# dtv pal and a tr-40 * 911 *



## sattec (May 28, 2004)

I know a dtv pal will reboot, after a power cycle, to the last channel it was on with no help from the remote, but will a tr-40 also reboot back to the last channel after you power it down with the AC plug and plug it back in with no help???


----------



## Steve615 (Feb 5, 2006)

I picked up 2 of the dtv pal boxes sometime ago,but I have not used either one of them yet.
Perhaps someone here in the forums that owns/uses these boxes could shed a little more light on this topic.


----------



## scooper (Apr 22, 2002)

I don't have TR40CRA - just a couple of the DTVPAL + models.


----------



## Steve615 (Feb 5, 2006)

Are the TR40 and the DTVPAL the same box with different names,or are they two different boxes?


----------



## sattec (May 28, 2004)

member "phil T " is reporting via pm that the unit does reboot to the last channel it was on after a power cycle...Thank you phil.....any comments that differ with what Phil reports? I know DTV pal does, I have two and the tr-40 is supposed to be the same thing almost...

from Phil T ....."I just tried it and yes, it did reboot back to the same channel it was on.

When I plugged it back in there was about 30 seconds of a blank screen, then the downloading program guide screen, then back to live TV on the channel I was on.

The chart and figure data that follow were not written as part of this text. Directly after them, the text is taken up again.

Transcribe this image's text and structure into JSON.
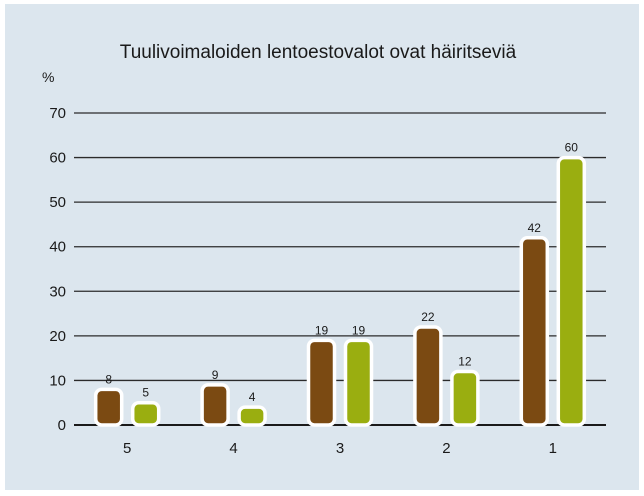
{
  "chart_data": {
    "type": "bar",
    "title": "Tuulivoimaloiden lentoestovalot ovat häiritseviä",
    "ylabel": "%",
    "xlabel": "",
    "categories": [
      "5",
      "4",
      "3",
      "2",
      "1"
    ],
    "ylim": [
      0,
      70
    ],
    "yticks": [
      "0",
      "10",
      "20",
      "30",
      "40",
      "50",
      "60",
      "70"
    ],
    "grid": true,
    "legend": "none",
    "series": [
      {
        "values": [
          8,
          9,
          19,
          22,
          42
        ],
        "color": "#7b4a12"
      },
      {
        "values": [
          5,
          4,
          19,
          12,
          60
        ],
        "color": "#9aae10"
      }
    ]
  }
}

My guess is after plugging it back in, it was over a minute before I got programming back."


----------



## sattec (May 28, 2004)

I hope Phil tested a tr-40 and not a pal....they are supposed to be the same but still, it's the tr-40 I need to know for sure about, I have two pals already and they do reboot to the channel....are the tr-40's the same way? Phil T, was it a tr-40?


----------



## Phil T (Mar 25, 2002)

Mine does say DTV Pal Reg ID 0035 so I guess it is a DTV Pal.

Sorry.


----------



## sattec (May 28, 2004)

so we still don't know for sure if the tr-40 acts just like a dtv pal on reboot....you guys are killing me...


----------



## Phil T (Mar 25, 2002)

I just did the same test on a second unit with the same results. Remember you will get at least 30 seconds of blank screen before it comes back to life.

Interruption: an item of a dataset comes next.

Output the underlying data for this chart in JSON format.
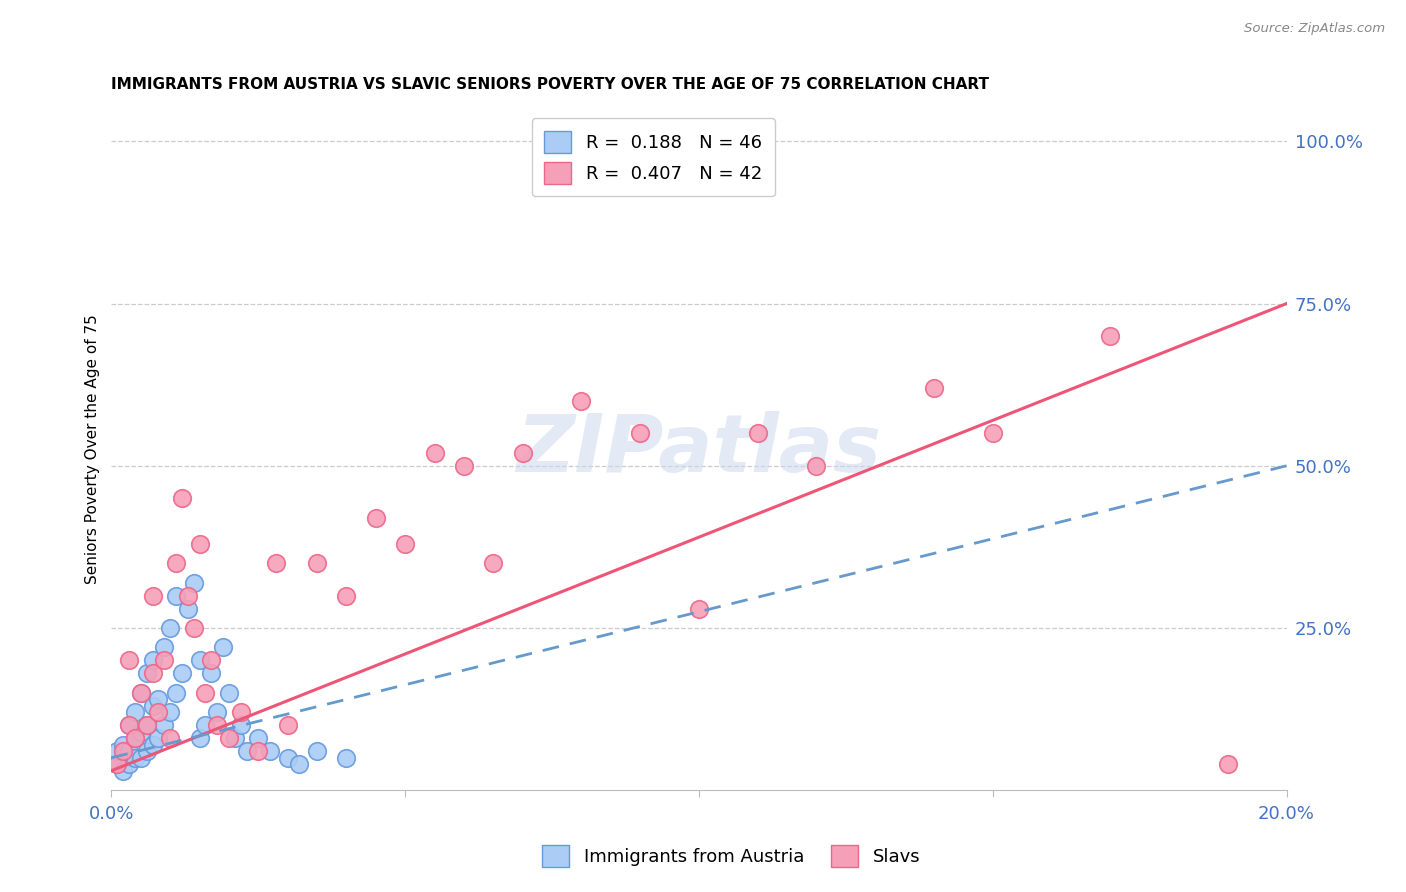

Unfortunately they are both DTV Pals.


----------



## sattec (May 28, 2004)

thats fine but it's the tr-40 thats in question, these are for a nursing home, the tv's reboot to channel after an outage, the tuners need to reboot also or all hell breaks loose....We're gonna make a bunch of old people happy if we can resolve this, or somebody sell me 30 dtv pals! I can buy tr-40's but the pals are gone already....unless somebody is holding 30 they will let go for 40 each.


----------



## sattec (May 28, 2004)

solid signal reports a tr-40 does not reset to "on". I bought some pals last night from an online buddy, I still need 11 pals, these are for a nursing home...


----------



## Davenlr (Sep 16, 2006)

TR-40...Was on ch 42-1. Unplugged it, waited 10 seconds, plugged it in. 10 seconds til video popped on, 15 seconds to download guide data, then popped back to the original channel with the show, and a brief screen showing program info, and signal strength.

Hope that answers your question.


----------



## sattec (May 28, 2004)

Dave, thats what I thought too, the pal and the tr40 are the same except for some few software changes...thanks...if I could get one more confirmation the tr-40 resets "on channel" that would be cool....anybody else got a tr-40 they could test for me?


----------